Una de ellas me explicó que, hacía unas semanas, cuando llegó a su despacho de las Corts, se encontró encima de su mesa un sobre en cuyo interior se escondía el dispositivo electrónico. No había remitente ni ninguna otra pista así que lo conectó al ordenador y empezó a ver informes, algunos de ellos sin que parecieran tener mucho sentido.
No sabía lo que tenía entre sus manos hasta pasados unos días, cuando lo comentó con compañeros de partido y juntos comenzaron a observar multitud de irregularidades, fechas, conceptos y cantidades que no cuadraban.
Por este motivo, sin pensarlo, decidió elaborar una denuncia y trasladarla a la Fiscalía, para que pudiera estudiar si había algún tipo de delito en actuaciones ejecutadas por la Conselleria de Solidaridad y relacionadas con ayudas y proyectos de cooperación a países del tercer mundo. Una gran parte, a Nicaragua. Tras un estudio en profundidad, todo apuntaba a que algunas subvenciones públicas que tenían que haberse destinado a los más necesitados se habían repartido entre manos equivocadas.
Fue una charla amena en la que las diputadas me trasladaron el malestar por este asunto y me pidieron que llegara al fondo. También me dijeron que me remitirían cualquier otro tipo de documentación que les llegara y que me tendrían al corriente de lo que se enterasen. Les agradecí su predisposición y les solicité discreción con este caso en un momento en el que existía un gran miedo a denunciar por el poder y la influencia de la que alardeaban muchos políticos estrella. Este miedo, por suerte, no había conseguido acallar todas las voces. Aun así, era necesario establecer en la Administración algún tipo de mecanismo de defensa y ayuda para todos aquellos funcionarios que se decidían a denunciar posibles hechos punibles, en numerosas ocasiones contra sus superiores directos. Actualmente, están desamparados y algunos son despedidos o sometidos a mobbing por actuar de forma correcta.
Tras acompañarlas hasta la salida, volví a mi despacho y comencé a organizar los papeles por años, tipo de ayudas, fundaciones a las que se le habían adjudicado subvenciones, personas implicadas y un largo etcétera. Los post-it de colores me ayudaban a poner orden en ese pequeño caos, así como los rotuladores que me había regalado mi hijo pequeño para que, según me dijo, pudiera hacer muy bien mis deberes en el trabajo.

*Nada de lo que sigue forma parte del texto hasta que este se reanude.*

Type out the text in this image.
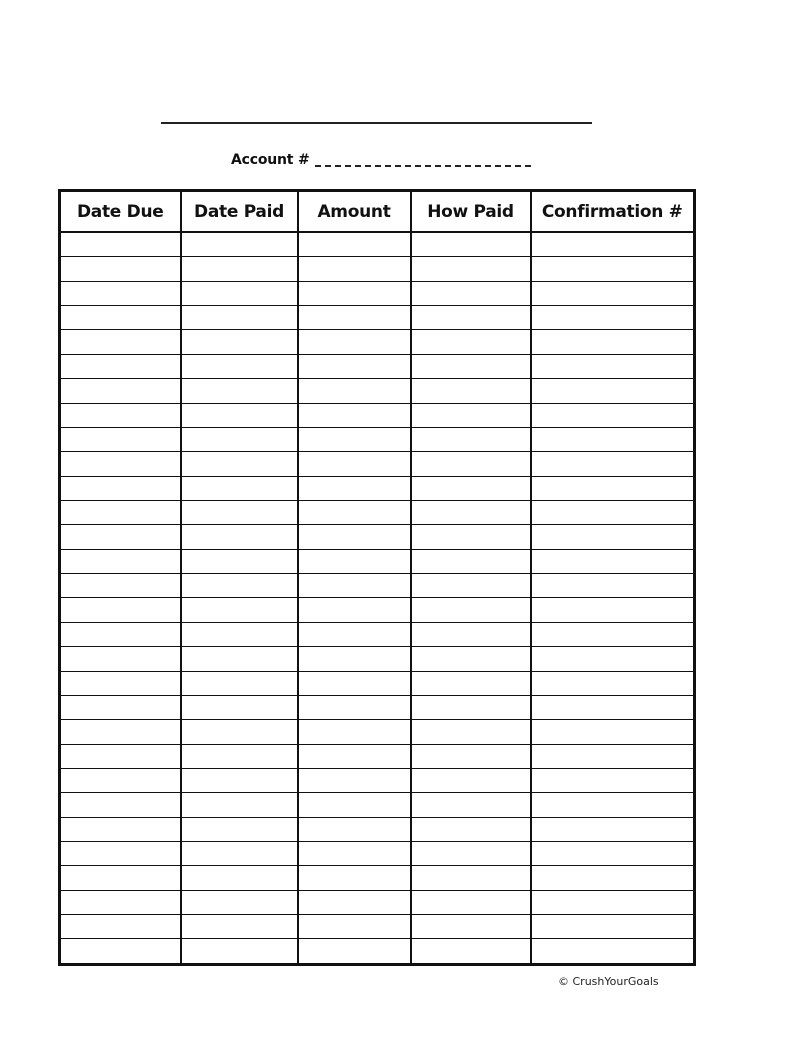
Account #
Date Due	Date Paid	Amount	How Paid	Confirmation #

© CrushYourGoals
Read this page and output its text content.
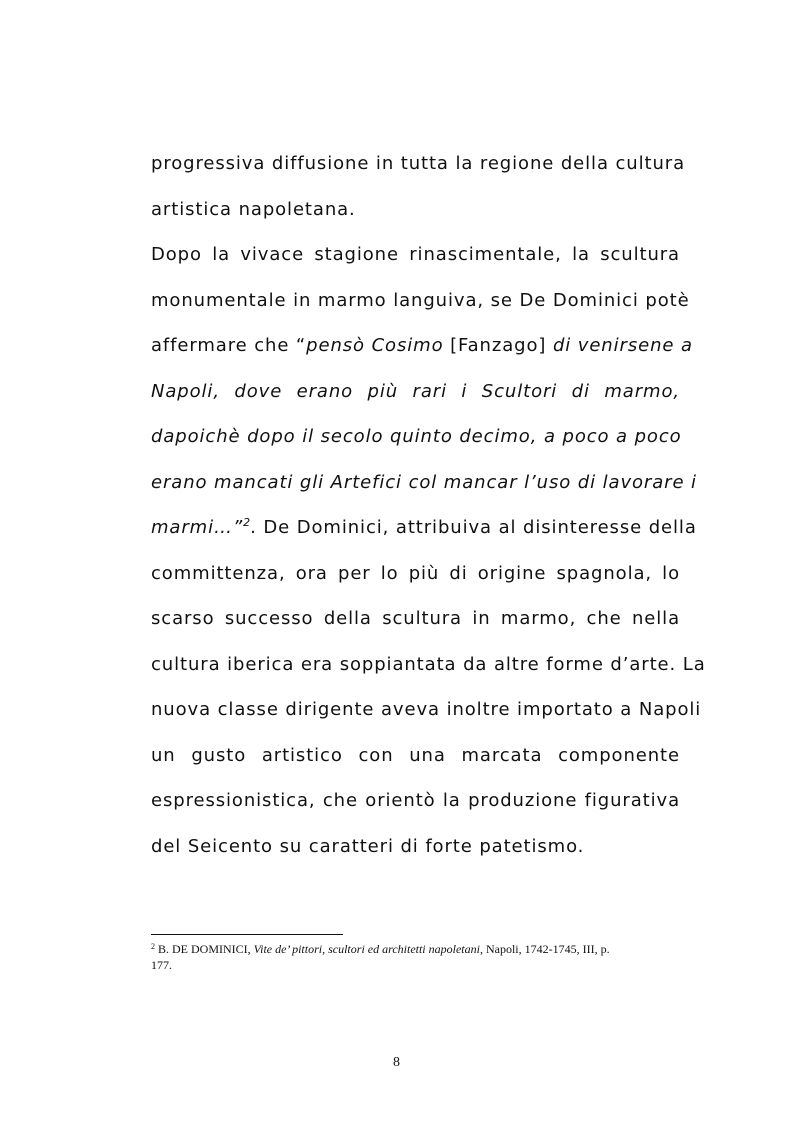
progressiva diffusione in tutta la regione della cultura
artistica napoletana.
Dopo la vivace stagione rinascimentale, la scultura
monumentale in marmo languiva, se De Dominici potè
affermare che “pensò Cosimo [Fanzago] di venirsene a
Napoli, dove erano più rari i Scultori di marmo,
dapoichè dopo il secolo quinto decimo, a poco a poco
erano mancati gli Artefici col mancar l’uso di lavorare i
marmi…”$^2$. De Dominici, attribuiva al disinteresse della
committenza, ora per lo più di origine spagnola, lo
scarso successo della scultura in marmo, che nella
cultura iberica era soppiantata da altre forme d’arte. La
nuova classe dirigente aveva inoltre importato a Napoli
un gusto artistico con una marcata componente
espressionistica, che orientò la produzione figurativa
del Seicento su caratteri di forte patetismo.
$^2$ B. DE DOMINICI, Vite de’ pittori, scultori ed architetti napoletani, Napoli, 1742-1745, III, p.
177.
8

Una vez organizada por tomos y carpetas la información, decidí descargarme el pen drive en mi ordenador para empezar a estudiar la documentación. Me pasé horas sin moverme de la silla y no me hizo falta indagar demasiado para percatarme de que muchos datos y fechas que transcurrían por esos papeles no cuadraban.
A los días, cuando bajé a la cafetería a tomar un café, me sorprendí con la portada de un periódico regional que anunciaba con un gran titular las denuncias que me habían trasladado las diputadas de la cámara valenciana. Era sugerente e invitaba al lector a seguir la información en la página tres, en la que se describían, con minucioso detalle, posibles irregularidades cometidas en la Conselleria. Y entonces, me di cuenta de que aquello iba a ser complicado. Muy complicado.
Sabía cómo funcionaban los medios de comunicación y cuál era el trabajo de los políticos: además de descubrir y denunciar irregularidades, cuando lo hacían, en ocasiones se encargaban de comunicarlo a un periodista de confianza para dar a conocer a la sociedad un supuesto caso de corrupción en la administración pública. Algo que, por desgracia, se había convertido en una tónica habitual en los últimos meses.